Object Identifiers and Referential Integrity
Even our latest data model contains duplicate data - device names appear in device descriptions and links. For example:
--- hostname: S1 bgp_as: 65001
- prefix: 172.16.0.0/30 S1: GigabitEthernet0/1 S2: GigabitEthernet0/1
Unfortunately it's impossible to remove the last bit of data duplication as we need a mechanism to:
- Uniquely identify an object (what relational database people call primary key)
- Refer to an object in another object (what relational database people call foreign key).
The only choice we have is what data we want to use as object identifier. We could:
- Use unique identifiers like numbers or Universally Unique Identifiers to identify devices and links (surrogate key)
- Use object attributes like device names or a combination of device and interface names that uniquely identify the object (natural key)
You could make surrogate keys static - once an object gets a unique identifier, that identifier is never changed. That's harder to do with natural keys as object attributes (like node name) can change, forcing you to deal with referential integrity - making sure that all foreign keys point to valid objects. Relational databases solve the problem automatically assuming that you declared foreign keys in the database schema.

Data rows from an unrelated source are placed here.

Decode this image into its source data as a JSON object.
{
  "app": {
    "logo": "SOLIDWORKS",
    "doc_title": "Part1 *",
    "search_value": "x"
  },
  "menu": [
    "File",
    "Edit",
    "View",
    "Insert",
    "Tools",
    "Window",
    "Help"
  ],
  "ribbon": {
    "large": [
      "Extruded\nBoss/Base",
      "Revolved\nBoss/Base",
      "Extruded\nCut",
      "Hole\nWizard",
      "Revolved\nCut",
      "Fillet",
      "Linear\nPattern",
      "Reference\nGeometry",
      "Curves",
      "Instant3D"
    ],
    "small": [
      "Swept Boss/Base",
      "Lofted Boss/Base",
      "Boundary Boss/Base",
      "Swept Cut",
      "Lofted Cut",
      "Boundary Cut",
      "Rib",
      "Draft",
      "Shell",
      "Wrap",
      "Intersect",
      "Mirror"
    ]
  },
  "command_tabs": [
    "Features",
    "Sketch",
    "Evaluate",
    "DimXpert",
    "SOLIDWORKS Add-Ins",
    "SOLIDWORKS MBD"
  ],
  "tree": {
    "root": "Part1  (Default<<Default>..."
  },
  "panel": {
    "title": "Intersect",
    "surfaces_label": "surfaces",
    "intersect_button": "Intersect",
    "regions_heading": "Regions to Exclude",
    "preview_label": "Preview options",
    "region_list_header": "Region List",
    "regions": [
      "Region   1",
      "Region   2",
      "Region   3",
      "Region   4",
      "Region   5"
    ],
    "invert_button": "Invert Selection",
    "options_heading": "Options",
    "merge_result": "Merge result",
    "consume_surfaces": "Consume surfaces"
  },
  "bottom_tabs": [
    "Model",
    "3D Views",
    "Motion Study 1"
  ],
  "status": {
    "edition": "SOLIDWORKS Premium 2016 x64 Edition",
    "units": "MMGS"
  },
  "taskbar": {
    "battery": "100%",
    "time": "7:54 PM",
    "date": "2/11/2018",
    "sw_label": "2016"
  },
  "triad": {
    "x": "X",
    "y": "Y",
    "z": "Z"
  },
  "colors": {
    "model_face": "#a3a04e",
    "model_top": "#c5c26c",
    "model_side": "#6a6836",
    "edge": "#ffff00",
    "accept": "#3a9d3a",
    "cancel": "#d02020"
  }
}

You could also decide that you don't want to deal with referential integrity in which case the only chance of remaining consistent is to make sure primary keys never change by either making some object attributes read-only (usually not realistic) or using surrogate keys.
In the end, you have to balance between convenience and consistency. I would usually use unique identifiers (surrogate keys) when working with relational databases fronted by business logic (API, GUI, CLI... or all of the above) and hostnames (natural keys) when working with text files.
Obviously you have to make sure your data model has referential integrity regardless of how it's implemented. As text files and source code repositories like Git provide no inherent referential integrity mechanism you have to validate input data before using it in your network automation solution. You could perform data validation at multiple points:
- In client-side commit hooks to ensure network operators cannot commit changes that would violate data integrity;
- In CI pipeline to ensure data is checked before a feature branch is merged into the master branch;
- Before data is used by the automation script.
Well-designed systems usually use multiple checkpoints, and I would always validate data just before using it in automation script just to be on the safe side.